Nigeria’s debt service payments rise 49% in 4 months
Nigeria’s debt service payments rose by 49.2 percent year-on-year, YoY, to $2.01 billion in the first four months of 2025 (4m’25) from $1.34 billion in the corresponding period of 2024.
The Central Bank of Nigeria’s (CBN) disclosed this in its International Payments data for the period
This development reflects the pressure the country faces in managing its external obligations amidst persistent foreign exchange challenges and a weak revenue base.
The development also confirms the position of the International Monetary Fund, IMF, earlier this year, indicating that the country’s debt sustainability has been threatened by overall fiscal deficiencies.
The IMF had projected that Nigeria’s fiscal deficit will worsen, with the government expected to spend 4.5 percent more than it earns in both 2025 and 2026.
This marks a deeper shortfall compared to 2024, when Nigeria’s General Government Overall Balance stood at -3.4 percent of GDP, according to IMF data.
General Government Overall Balance, expressed as a percent of GDP, is the difference between the government’s total revenues (from taxes, oil sales, and other sources) and its total expenditures (on salaries, infrastructure, subsidies, interest payments, etc.).
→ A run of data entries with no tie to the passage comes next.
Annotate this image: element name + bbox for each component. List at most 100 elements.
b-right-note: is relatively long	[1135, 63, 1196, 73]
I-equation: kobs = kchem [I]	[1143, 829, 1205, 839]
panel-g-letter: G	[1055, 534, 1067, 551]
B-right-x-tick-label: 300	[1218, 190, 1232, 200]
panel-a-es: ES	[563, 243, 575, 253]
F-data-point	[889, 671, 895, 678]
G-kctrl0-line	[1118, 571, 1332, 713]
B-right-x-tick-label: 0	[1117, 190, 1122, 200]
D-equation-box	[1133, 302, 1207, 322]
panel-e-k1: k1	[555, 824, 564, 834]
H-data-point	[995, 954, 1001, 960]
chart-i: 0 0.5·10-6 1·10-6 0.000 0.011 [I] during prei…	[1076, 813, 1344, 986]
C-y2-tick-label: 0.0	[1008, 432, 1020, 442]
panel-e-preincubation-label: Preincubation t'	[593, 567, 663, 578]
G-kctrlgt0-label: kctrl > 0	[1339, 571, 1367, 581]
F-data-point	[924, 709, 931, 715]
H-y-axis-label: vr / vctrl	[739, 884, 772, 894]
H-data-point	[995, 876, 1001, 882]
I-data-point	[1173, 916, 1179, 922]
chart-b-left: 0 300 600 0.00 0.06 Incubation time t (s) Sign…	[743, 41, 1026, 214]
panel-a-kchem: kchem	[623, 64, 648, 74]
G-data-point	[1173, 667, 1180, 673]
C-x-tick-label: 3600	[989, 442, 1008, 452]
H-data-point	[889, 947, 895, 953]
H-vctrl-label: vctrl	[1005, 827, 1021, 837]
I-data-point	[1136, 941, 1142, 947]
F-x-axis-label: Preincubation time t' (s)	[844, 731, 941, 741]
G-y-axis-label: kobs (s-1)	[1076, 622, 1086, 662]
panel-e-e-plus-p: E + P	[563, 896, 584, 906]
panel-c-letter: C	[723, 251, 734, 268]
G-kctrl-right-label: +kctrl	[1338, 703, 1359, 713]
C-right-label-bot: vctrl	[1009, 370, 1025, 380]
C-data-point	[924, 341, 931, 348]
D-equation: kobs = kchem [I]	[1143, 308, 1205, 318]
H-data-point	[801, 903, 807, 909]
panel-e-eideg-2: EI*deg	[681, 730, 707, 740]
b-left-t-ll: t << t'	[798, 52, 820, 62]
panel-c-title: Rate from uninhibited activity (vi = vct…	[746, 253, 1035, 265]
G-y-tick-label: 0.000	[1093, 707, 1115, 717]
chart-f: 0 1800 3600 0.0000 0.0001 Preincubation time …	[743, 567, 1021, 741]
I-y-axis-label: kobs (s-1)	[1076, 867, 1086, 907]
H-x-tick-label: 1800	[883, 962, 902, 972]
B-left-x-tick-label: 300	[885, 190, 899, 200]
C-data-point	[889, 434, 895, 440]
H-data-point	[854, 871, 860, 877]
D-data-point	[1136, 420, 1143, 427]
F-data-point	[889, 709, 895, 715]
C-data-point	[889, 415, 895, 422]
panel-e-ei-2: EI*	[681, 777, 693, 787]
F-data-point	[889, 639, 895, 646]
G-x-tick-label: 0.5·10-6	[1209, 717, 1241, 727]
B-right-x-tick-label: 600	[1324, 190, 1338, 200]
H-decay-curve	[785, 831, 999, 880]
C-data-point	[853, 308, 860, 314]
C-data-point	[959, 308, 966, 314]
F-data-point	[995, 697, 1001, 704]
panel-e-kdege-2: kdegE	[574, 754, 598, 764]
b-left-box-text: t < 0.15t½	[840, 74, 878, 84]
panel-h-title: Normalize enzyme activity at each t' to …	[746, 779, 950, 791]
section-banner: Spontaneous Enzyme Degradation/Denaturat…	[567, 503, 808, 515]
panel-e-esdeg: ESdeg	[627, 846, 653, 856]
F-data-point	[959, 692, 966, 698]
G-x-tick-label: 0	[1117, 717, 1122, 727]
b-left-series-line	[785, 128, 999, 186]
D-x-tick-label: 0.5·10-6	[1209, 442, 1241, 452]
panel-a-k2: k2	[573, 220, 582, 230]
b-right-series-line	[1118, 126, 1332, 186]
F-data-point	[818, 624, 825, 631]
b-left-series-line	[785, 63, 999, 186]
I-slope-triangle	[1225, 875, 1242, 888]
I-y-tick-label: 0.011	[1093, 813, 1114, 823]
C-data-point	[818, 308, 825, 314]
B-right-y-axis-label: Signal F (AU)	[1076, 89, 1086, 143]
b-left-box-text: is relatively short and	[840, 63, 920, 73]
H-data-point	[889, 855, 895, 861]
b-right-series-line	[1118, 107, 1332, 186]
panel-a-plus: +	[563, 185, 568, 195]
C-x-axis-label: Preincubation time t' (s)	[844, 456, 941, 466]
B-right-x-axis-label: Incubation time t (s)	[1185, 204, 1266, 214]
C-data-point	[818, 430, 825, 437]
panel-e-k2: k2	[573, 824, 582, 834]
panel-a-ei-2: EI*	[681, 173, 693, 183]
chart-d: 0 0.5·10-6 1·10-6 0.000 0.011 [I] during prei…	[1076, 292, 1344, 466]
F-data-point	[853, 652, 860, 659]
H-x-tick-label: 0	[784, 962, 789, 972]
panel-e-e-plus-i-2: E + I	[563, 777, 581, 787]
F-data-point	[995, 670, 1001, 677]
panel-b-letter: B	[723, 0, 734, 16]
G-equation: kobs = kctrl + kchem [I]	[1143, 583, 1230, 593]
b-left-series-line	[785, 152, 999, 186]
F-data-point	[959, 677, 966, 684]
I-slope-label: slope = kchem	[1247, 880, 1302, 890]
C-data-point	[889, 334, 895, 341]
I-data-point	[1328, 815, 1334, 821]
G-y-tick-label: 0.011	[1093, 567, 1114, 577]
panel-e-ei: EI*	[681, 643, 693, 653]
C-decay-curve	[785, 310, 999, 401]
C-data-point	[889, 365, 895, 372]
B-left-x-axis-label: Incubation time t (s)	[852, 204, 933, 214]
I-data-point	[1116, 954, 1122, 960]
The situation reflects a rising fiscal deficit with analysts saying that a persistent and widening deficit means the government will have to borrow more, increasing the national debt burden.
They added that this could strain public finances, particularly if borrowing costs rise due to high interest rates or low investor confidence.
With revenue falling and deficits rising, the government will rely more on borrowing, a situation which will further drive up public debt and fiscal vulnerability.